Nicole Wittmer, a transgender woman, applied for a position with Phillips 66. She underwent four interviews (including one in person) and was offered the position provided she passed a background check. Phillips 66 notified her the background check came back with an issue; she had misrepresented her employment status by failing to disclose her termination by her previous employer. Wittmer sent an email to human resources, accusing the company of transgender discrimination. Four days later, her job offer was rescinded.
Wittmer alleged discrimination in violation of Title VII. The district court, in ruling on a summary judgment motion by Phillips 66, stated that Title VII prohibited transgender discrimination, noting a lack of precedent by the circuit court on the issue. However, the court dismissed the case because Wittmer failed to show discrimination was the reason for her rescinded job offer.
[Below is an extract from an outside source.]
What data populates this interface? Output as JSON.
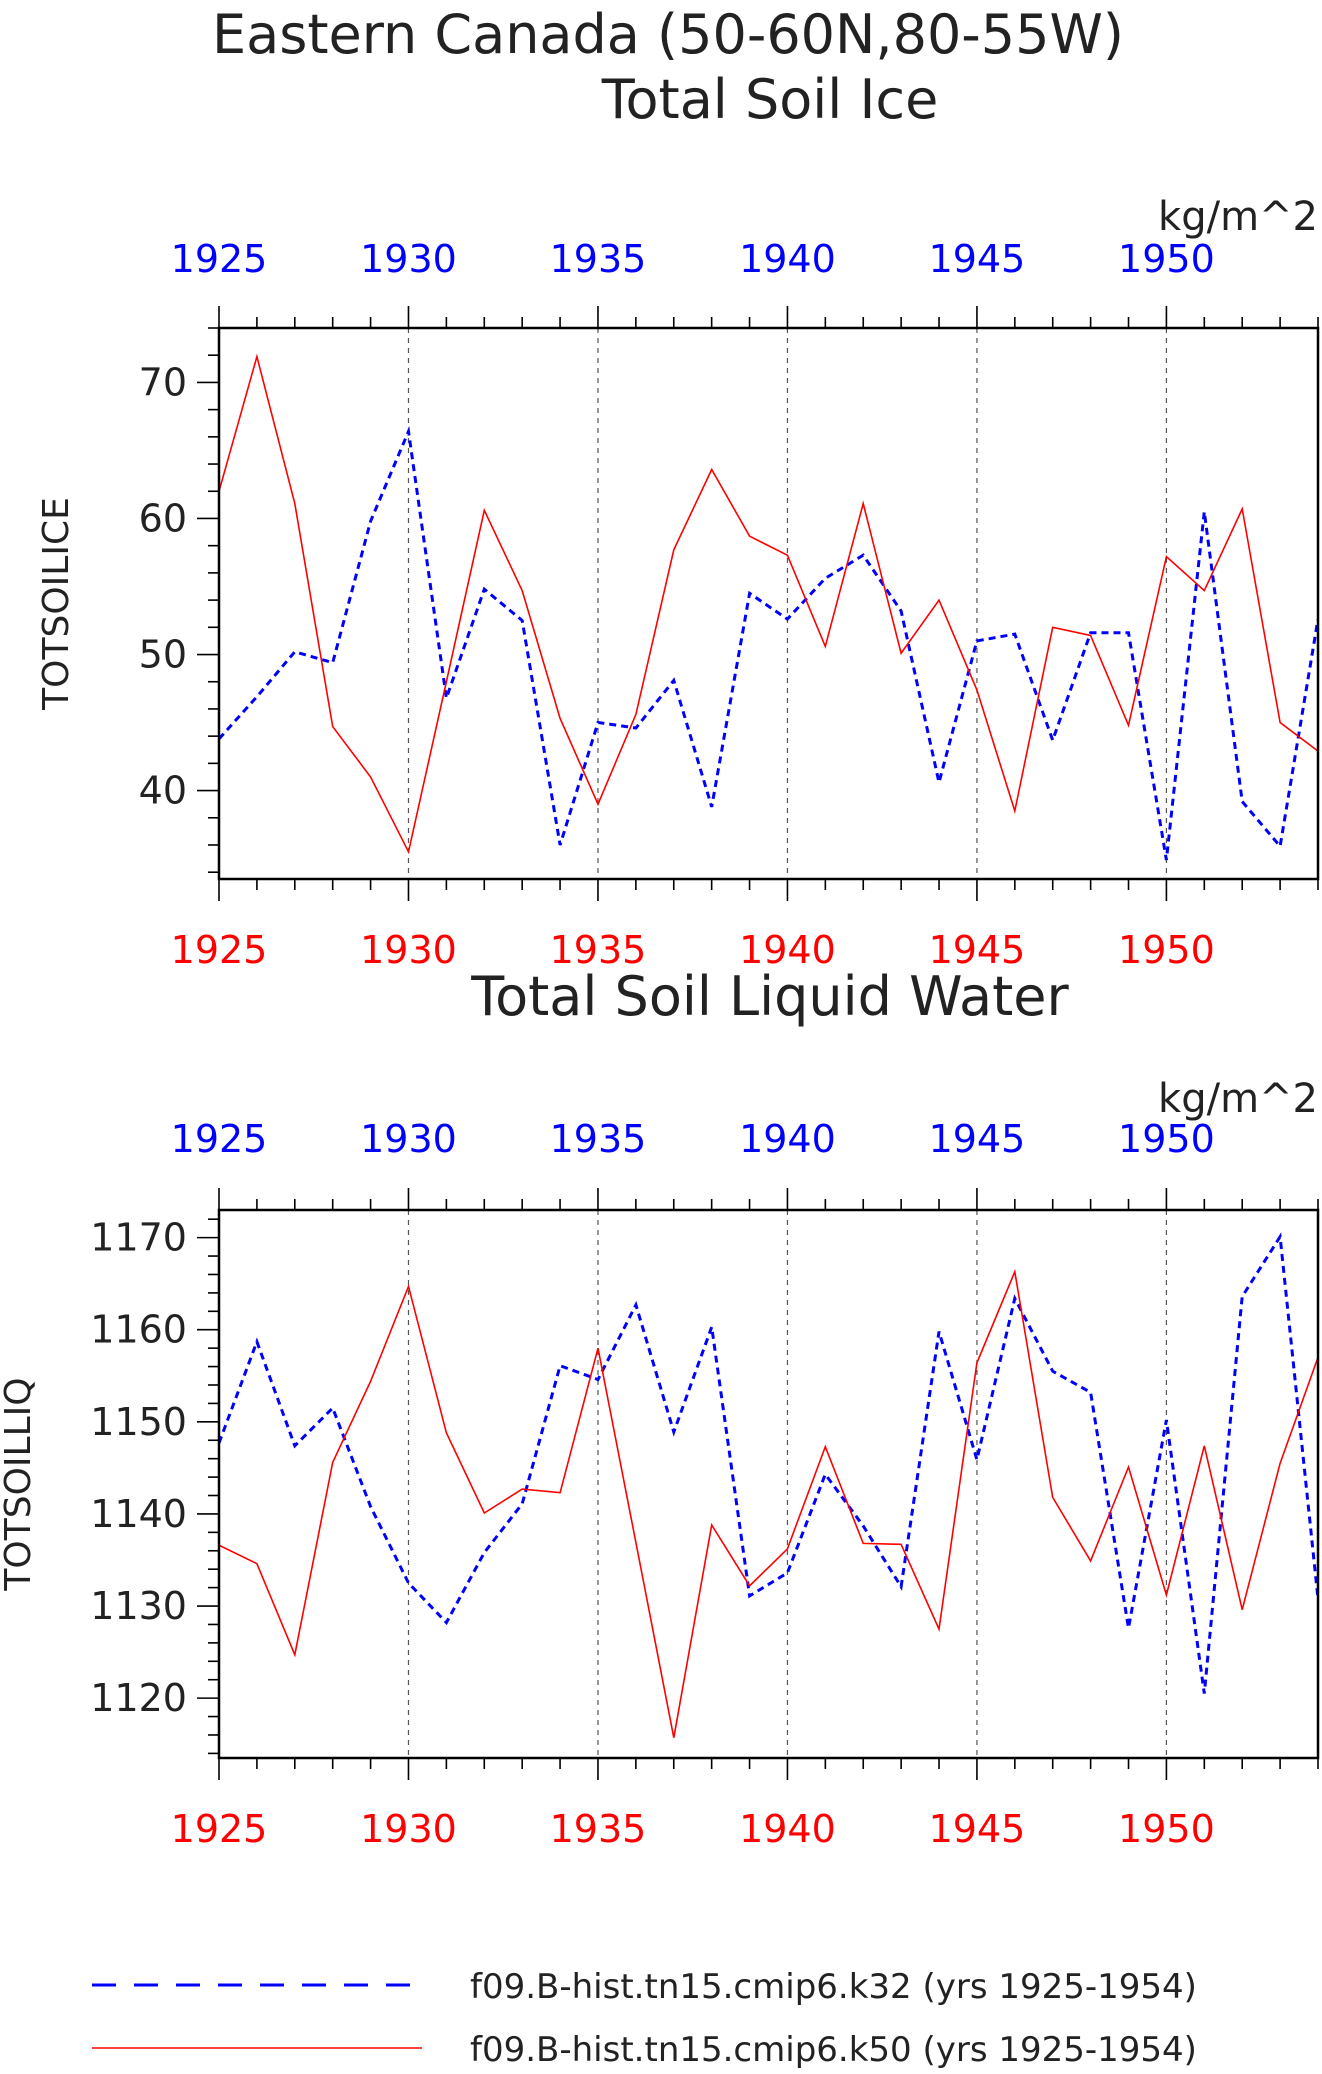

In taking up the appeal, the Fifth Circuit Court of Appeals pointedly noted it had “addressed the issue” through its prior decision finding Title VII did not offer protection from sexual orientation discrimination. Nevertheless, the circuit court affirmed the dismissal on the grounds that Wittmer failed to meet the basic requirements for a discrimination case. She did not show non-transgender applicants were treated more favorably than she and thus the job rescission was pretextual. Notably, Phillips 66 chose not to argue against Title VII protection but rather focused on Wittmer’s lack of evidence regarding discrimination.